We present a comprehensive study addressing pile-up effects in single photoelectron counting with R-11265 Hamamatsu multi-anode photomultiplier tubes (MAPMTs) equipped with the SPACIROC-3 ASIC. Extended dead time in the electronics causes saturation and quenching of the counting rate, an effect we counter by inverting the pile-up plot once the double pulse resolution is determined. Our work combines extensive numerical simulations with experimental validations to quantify the statistical uncertainties associated with the corrected event rates. We apply this methodology to the Mini-EUSO experiment onboard the International Space Station where machine learning techniques are employed to extract pixel-by-pixel double pulse resolutions from long-term photon count histograms. This integrated approach enables the accurate recovery of true photon fluxes essential for studying ELVES, meteors and other transient phenomena detected by Mini-EUSO.

Figures (6)

• Figure 1: Left: pile-up plot showing the number of occurrences (color code) of a given photon count (in ordinate) as a function of the photon rate (in abscissa), for a three different values of the double pulse resolution $\tau$. The solid lines show the average $\langle N_\mathrm{count}\rangle(\rho)$, also known as the pile-up curve or saturation curve. Right: example of histograms obtained from vertical (blue) and horizontal (red) cuts of a pile-up plot corresponding to $\tau = 10$ ns and $T = 2500$ ns.
• Figure 2: Left : Fit of the experimental $\langle N_\mathrm{count}\rangle(\rho)$ with eq.(\ref{['eq:N_expected']}), multiplying $\rho$ by a quantum efficiency $\epsilon_{\mathrm{quantum}}$ (to convert electron into photoélectron), yielding $\tau = 12.3$ ns and $\epsilon_\mathrm{quantum} = 0.32$. Right : comparison of the experimental $\sigma_\mathrm{count}(\rho)$ with its expected shape from eq.(\ref{['eq:sigma_N']}) for the fit parameters yielded by the fit of the average. Both experimental data were obtained from a lightscan on a single channel of an MAPMT connected to a SPACIROC3-ASIC working at a GTU of 2500 ns.
• Figure 3: Comparison of $\sigma_\mathrm{count}(\rho)$ obtained from renewal theory (blue line), Monte Carlo simulation (black line), and a lightscan (red line). Both the simulated and theoretical curves assume the same fixed dead time $\tau = 12.3$ ns and a quantum efficiency of $\epsilon_{\mathrm{quantum}} = 0.32$, both obtained from the fit of the experimental data. All curves are drawn for a GTU of 2500ns.

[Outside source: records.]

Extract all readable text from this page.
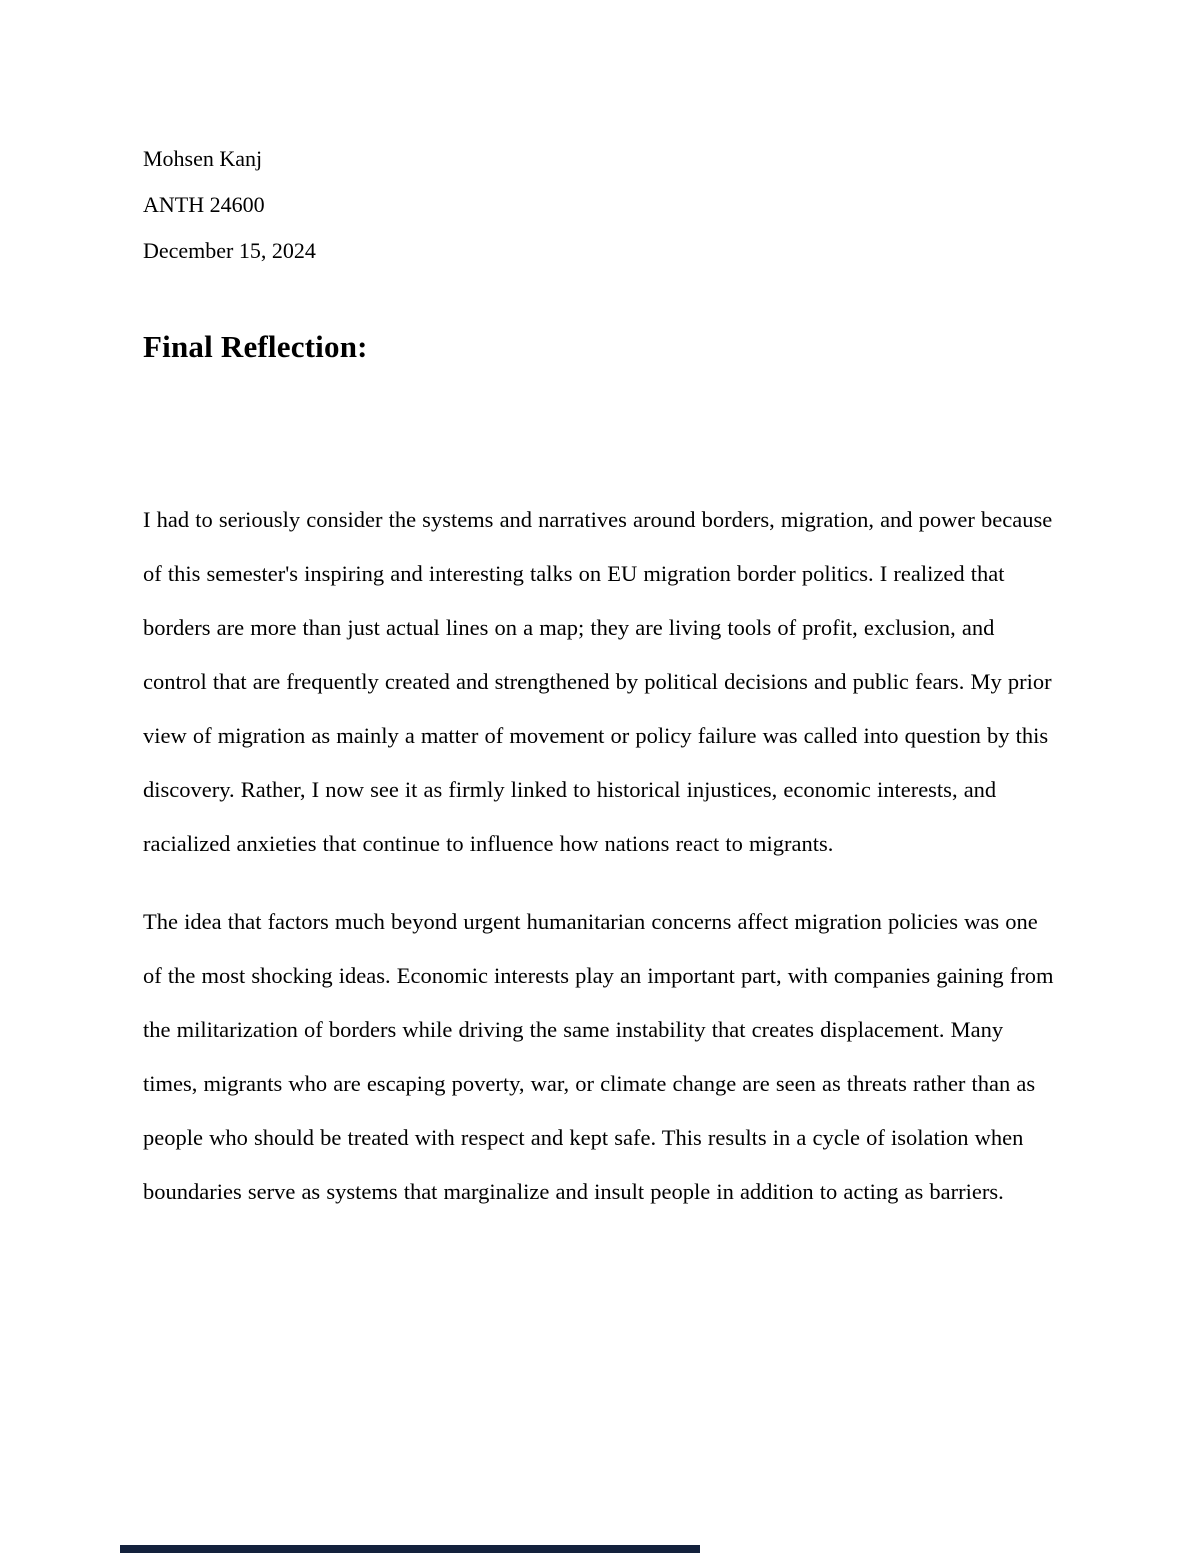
Mohsen Kanj

ANTH 24600

December 15, 2024

Final Reflection:

I had to seriously consider the systems and narratives around borders, migration, and power because of this semester's inspiring and interesting talks on EU migration border politics. I realized that borders are more than just actual lines on a map; they are living tools of profit, exclusion, and control that are frequently created and strengthened by political decisions and public fears. My prior view of migration as mainly a matter of movement or policy failure was called into question by this discovery. Rather, I now see it as firmly linked to historical injustices, economic interests, and racialized anxieties that continue to influence how nations react to migrants.

The idea that factors much beyond urgent humanitarian concerns affect migration policies was one of the most shocking ideas. Economic interests play an important part, with companies gaining from the militarization of borders while driving the same instability that creates displacement. Many times, migrants who are escaping poverty, war, or climate change are seen as threats rather than as people who should be treated with respect and kept safe. This results in a cycle of isolation when boundaries serve as systems that marginalize and insult people in addition to acting as barriers.
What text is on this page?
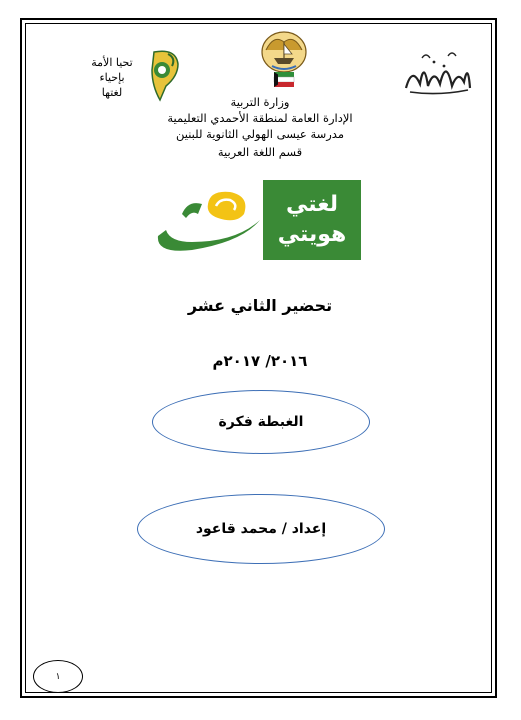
تحيا الأمة
بإحياء
لغتها
وزارة التربية
الإدارة العامة لمنطقة الأحمدي التعليمية
مدرسة عيسى الهولي الثانوية للبنين
قسم اللغة العربية
لغتي
هويتي
تحضير الثاني عشر
٢٠١٦/ ٢٠١٧م
الغبطة فكرة
إعداد / محمد قاعود
١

• Figure 4: Left and Center : simulated count histograms showing the index of the secondary bump for two different $\tau$ and a GTU of 2500ns. Right : Fitted dead time values as a function of the secondary bump index of the simulated histograms.
• Figure 5: Prediction of the secondary bump index by the Random Forest Regressor model for two Mini-EUSO pixel's count histograms. The histograms are build from the data of sessions 20 to 44 and corresponds to the pixel (32,32) and (38,3) of the focal surface.